Sejarah Konservasi yang Melekat Secara Budaya dan Agama

Sebelum jauh membicarakan tentang ‘pemeliharaan dan perlindungan sesuatu secara teratur untuk mencegah kerusakan dan kemusnahan dengan jalan mengawetkan; pengawetan; pelestarian’, atau yang dirangkum ke dalam satu kata oleh Kamus Besar Bahasa Indonesia (KBBI) sebagai ‘konservasi’, kita kutip surat Al-Mulk ayat 3 dan 4 dari Al-Quran yang berbunyi; “kamu sekali-kali tidak melihat pada ciptaan Tuhan Yang Maha Pemurah sesuatu yang tidak seimbang. Maka lihatlah berulang-ulang, adakah kamu lihat sesuatu yang tidak seimbang” selanjutnya berbunyi; “kemudian pandanglah sekali lagi, niscaya penglihatanmu akan kembali kepadamu dengan tidak menemukan sesuatu cacat, dan penglihatanmu itupun dalam keadaan payah.”

Kedua ayat tersebut menjadi kutipan awal pada bab pertama dari sebuah buku yang mengulas tentang konservasi sumber daya alam hayati dan ekosistemnya (selanjutnya ditulis SDA hayati dan ekosistemnya) secara hukum konstitusional. Buku tersebut disusun oleh Prof. Dr. H. Abdullah Marlang, S.H., M.H. yang—sudah barang tentu—telah piawai dalam bidang hukum dan konstitusi.

Menurut beliau, kutipan ayat suci tersebut serupa gambaran bahwa penciptaan alam semesta oleh Allah SWT dalam kondisi dan keadaan yang lengkap, sempurna, dan tanpa cacat serta kekurangan sesuatu apapun, dan secara hakikatnya, semua itu dipersiapkan untuk menunjang kelangsungan hidup makhluk ciptaannya, baik manusia, flora, maupun fauna.

Boleh jadi, itu sebuah kesengajaan yang tersirat secara implisit dari seseorang yang telah ahli dalam hukum, bahwa sebelum kita membahas pasal-pasal di dalam undang-undang tentang perlindungan SDA hayati dan ekosistemnya, agama telah mengajarkan itu jauh sebelum Deklarasi Stockholm pada tahun 1972—yang diketahui sebagai awal mula konferensi internasional terkait lingkungan hidup.

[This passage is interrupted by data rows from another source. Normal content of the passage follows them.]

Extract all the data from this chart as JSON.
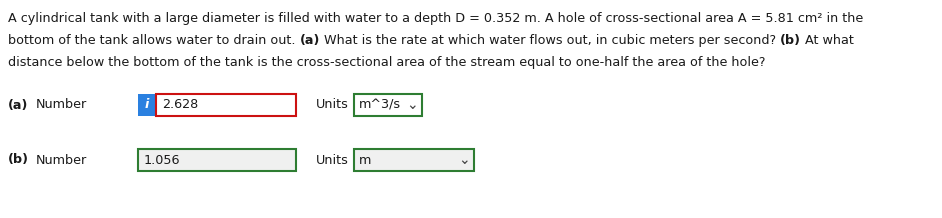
{
  "background_color": "#ffffff",
  "line1": "A cylindrical tank with a large diameter is filled with water to a depth D = 0.352 m. A hole of cross-sectional area A = 5.81 cm² in the",
  "line2_pre": "bottom of the tank allows water to drain out. ",
  "line2_a": "(a)",
  "line2_mid": " What is the rate at which water flows out, in cubic meters per second? ",
  "line2_b": "(b)",
  "line2_post": " At what",
  "line3": "distance below the bottom of the tank is the cross-sectional area of the stream equal to one-half the area of the hole?",
  "row_a_value": "2.628",
  "row_a_units_value": "m^3/s",
  "row_b_value": "1.056",
  "row_b_units_value": "m",
  "info_box_color": "#2a80e0",
  "input_box_border_color_a": "#cc1111",
  "input_box_border_color_b": "#2e7d32",
  "units_box_border_color": "#2e7d32",
  "input_bg_a": "#ffffff",
  "input_bg_b": "#f0f0f0",
  "units_bg_a": "#ffffff",
  "units_bg_b": "#f0f0f0",
  "text_color": "#1a1a1a",
  "font_size_text": 9.2,
  "font_size_ui": 9.2
}
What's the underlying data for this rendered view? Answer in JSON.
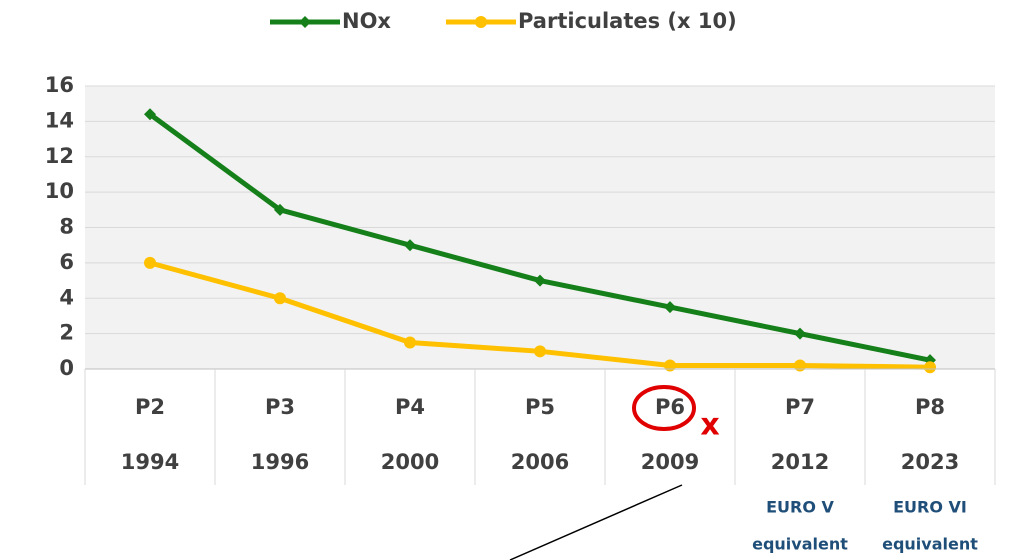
{
  "chart_data": {
    "type": "line",
    "categories": [
      "P2",
      "P3",
      "P4",
      "P5",
      "P6",
      "P7",
      "P8"
    ],
    "years": [
      "1994",
      "1996",
      "2000",
      "2006",
      "2009",
      "2012",
      "2023"
    ],
    "series": [
      {
        "name": "NOx",
        "color": "#15801a",
        "marker": "diamond",
        "values": [
          14.4,
          9,
          7,
          5,
          3.5,
          2,
          0.5
        ]
      },
      {
        "name": "Particulates (x 10)",
        "color": "#ffc000",
        "marker": "circle",
        "values": [
          6,
          4,
          1.5,
          1,
          0.2,
          0.2,
          0.1
        ]
      }
    ],
    "ylim": [
      0,
      16
    ],
    "yticks": [
      0,
      2,
      4,
      6,
      8,
      10,
      12,
      14,
      16
    ],
    "grid": true,
    "legend": "top",
    "annotations": [
      {
        "category": 5,
        "lines": [
          "EURO V",
          "equivalent"
        ]
      },
      {
        "category": 6,
        "lines": [
          "EURO VI",
          "equivalent"
        ]
      }
    ]
  }
}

Namun agama yang dimaksud bukan hanya Islam—seperti yang dikutip di atas. Sebelum nabi Isa disalib pun, bangsa manusia telah mengenal konservasi melalui seorang raja yang bernama Asoka. Ini membuktikan bahwa perlindungan terhadap flora dan fauna merupakan hal yang sangat penting bagi manusia. Maka, sebaiknya kita melihat sejarah yang tercatat terkait konservasi.

Babak Pertama ‘Konservasi’ adalah Religius

Contoh peristiwa paling awal yang tercatat dalam sejarah perihal perlindungan alam ini terjadi pada tahun 252 SM di India, saat raja ke-3 dari Dinasti Maurya yang bernama Raja Asoka memerintah. Raja yang beragama Buddha aliran Wibhajyawada ini, semasa pemerintahannya mengeluarkan aturan-aturan yang bijak, salah satunya melakukan perlindungan terhadap margasatwa. Ia dengan tegas melarang penyembelihan, penyiksaan sia-sia, pemburuan untuk olah raga dan hobi, terhadap hewan, bahkan dirinya membangun rumah sakit untuk hewan. Data tersebut dicatat oleh penulis Amerika bernama Norman Nelson Phelps dalam bukunya yang berjudul ‘The Longest Struggle: Animal Advocacy from Pythagoras to Peta’ terbitan Lantern Books tahun 2007.

Namun, di semenanjung Arab pun dikenal sebuah kawasan yang diperuntukan melindungi margasatwa seperti yang dilakukan Raja Asoka. Kawasan tersebut dikenal dengan nama ‘Hima’. Kawasan ini cenderung subur dan dipenuhi habitat-habitat tertentu, baik flora maupun fauna. Barangkali saat ini kita kenal sebagai ‘Oasis’.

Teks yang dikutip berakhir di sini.